A Proof‐of‐Concept and Drug‐Drug Interaction Study of Pamapimod, a Novel p38 MAP Kinase Inhibitor, With Methotrexate in Patients With Rheumatoid Arthritis

This study evaluated the potential pharmacokinetic interaction of pamapimod, a p38 mitogen-activated protein kinase inhibitor, and methotrexate (MTX) when administered concomitantly in patients with rheumatoid arthritis (RA); the study also evaluated the pharmacodynamic effects of pamapimod.
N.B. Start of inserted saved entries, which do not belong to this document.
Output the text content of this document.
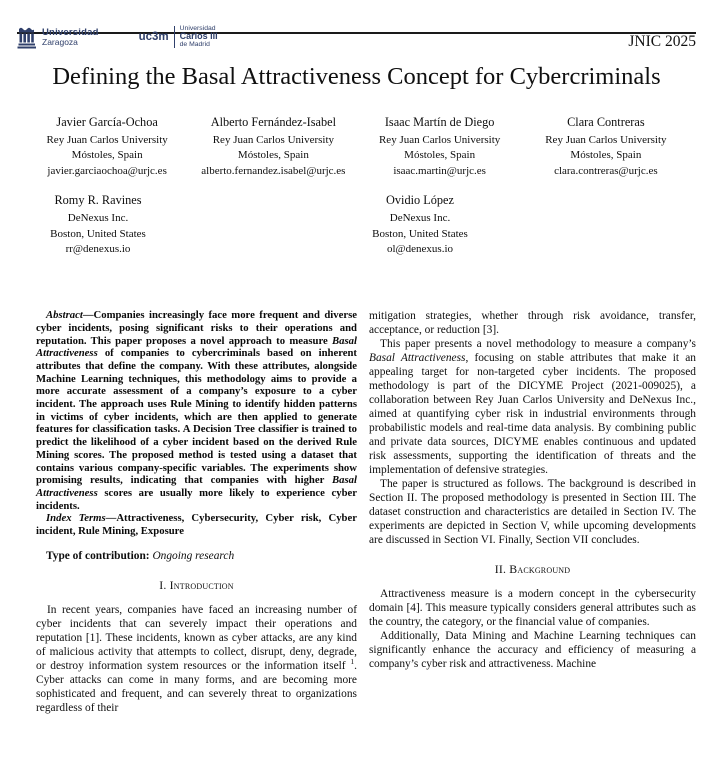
Universidad
Zaragoza	uc3m
Universidad
Carlos III
de Madrid	JNIC 2025
Defining the Basal Attractiveness Concept for Cybercriminals
Javier García-Ochoa
Rey Juan Carlos University
Móstoles, Spain
javier.garciaochoa@urjc.es
Alberto Fernández-Isabel
Rey Juan Carlos University
Móstoles, Spain
alberto.fernandez.isabel@urjc.es
Isaac Martín de Diego
Rey Juan Carlos University
Móstoles, Spain
isaac.martin@urjc.es
Clara Contreras
Rey Juan Carlos University
Móstoles, Spain
clara.contreras@urjc.es
Romy R. Ravines
DeNexus Inc.
Boston, United States
rr@denexus.io
Ovidio López
DeNexus Inc.
Boston, United States
ol@denexus.io

Abstract—Companies increasingly face more frequent and diverse cyber incidents, posing significant risks to their operations and reputation. This paper proposes a novel approach to measure Basal Attractiveness of companies to cybercriminals based on inherent attributes that define the company. With these attributes, alongside Machine Learning techniques, this methodology aims to provide a more accurate assessment of a company’s exposure to a cyber incident. The approach uses Rule Mining to identify hidden patterns in victims of cyber incidents, which are then applied to generate features for classification tasks. A Decision Tree classifier is trained to predict the likelihood of a cyber incident based on the derived Rule Mining scores. The proposed method is tested using a dataset that contains various company-specific variables. The experiments show promising results, indicating that companies with higher Basal Attractiveness scores are usually more likely to experience cyber incidents.

Index Terms—Attractiveness, Cybersecurity, Cyber risk, Cyber incident, Rule Mining, Exposure

Type of contribution: Ongoing research

I. Introduction

In recent years, companies have faced an increasing number of cyber incidents that can severely impact their operations and reputation [1]. These incidents, known as cyber attacks, are any kind of malicious activity that attempts to collect, disrupt, deny, degrade, or destroy information system resources or the information itself $^1$. Cyber attacks can come in many forms, and are becoming more sophisticated and frequent, and can severely threat to organizations regardless of their

mitigation strategies, whether through risk avoidance, transfer, acceptance, or reduction [3].

This paper presents a novel methodology to measure a company’s Basal Attractiveness, focusing on stable attributes that make it an appealing target for non-targeted cyber incidents. The proposed methodology is part of the DICYME Project (2021-009025), a collaboration between Rey Juan Carlos University and DeNexus Inc., aimed at quantifying cyber risk in industrial environments through probabilistic models and real-time data analysis. By combining public and private data sources, DICYME enables continuous and updated risk assessments, supporting the identification of threats and the implementation of defensive strategies.

The paper is structured as follows. The background is described in Section II. The proposed methodology is presented in Section III. The dataset construction and characteristics are detailed in Section IV. The experiments are depicted in Section V, while upcoming developments are discussed in Section VI. Finally, Section VII concludes.

II. Background

Attractiveness measure is a modern concept in the cybersecurity domain [4]. This measure typically considers general attributes such as the country, the category, or the financial value of companies.

Additionally, Data Mining and Machine Learning techniques can significantly enhance the accuracy and efficiency of measuring a company’s cyber risk and attractiveness. Machine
Twenty-two RA patients on a stable regimen of MTX (10-25 mg/wk; administered on days 1 and 8) were randomized to receive 300 mg of pamapimod (n = 17) or placebo (n = 5) once daily (qd) for 10 days (days 5-14). Blood and urine samples were collected pre- and postdose on days 1 (MTX alone), 7 (pamapimod alone), and 8 (MTX and pamapimod coadministered). No clinically significant changes were observed in plasma exposures and renal clearance of pamapimod, MTX, or their metabolites, whether administered separately or concomitantly. The combination of pamapimod (300 mg qd) for 10 days and weekly MTX was generally well tolerated. Parameters of RA disease-namely, tender joint count, swollen joint count, erythrocyte sedimentation rate, and C-reactive protein—generally decreased between days 5 and 14. The results of this study suggest that dose adjustments for either drug are not necessary when concomitantly administered and that pamapimod can decrease pharmacodynamic markers of disease activity.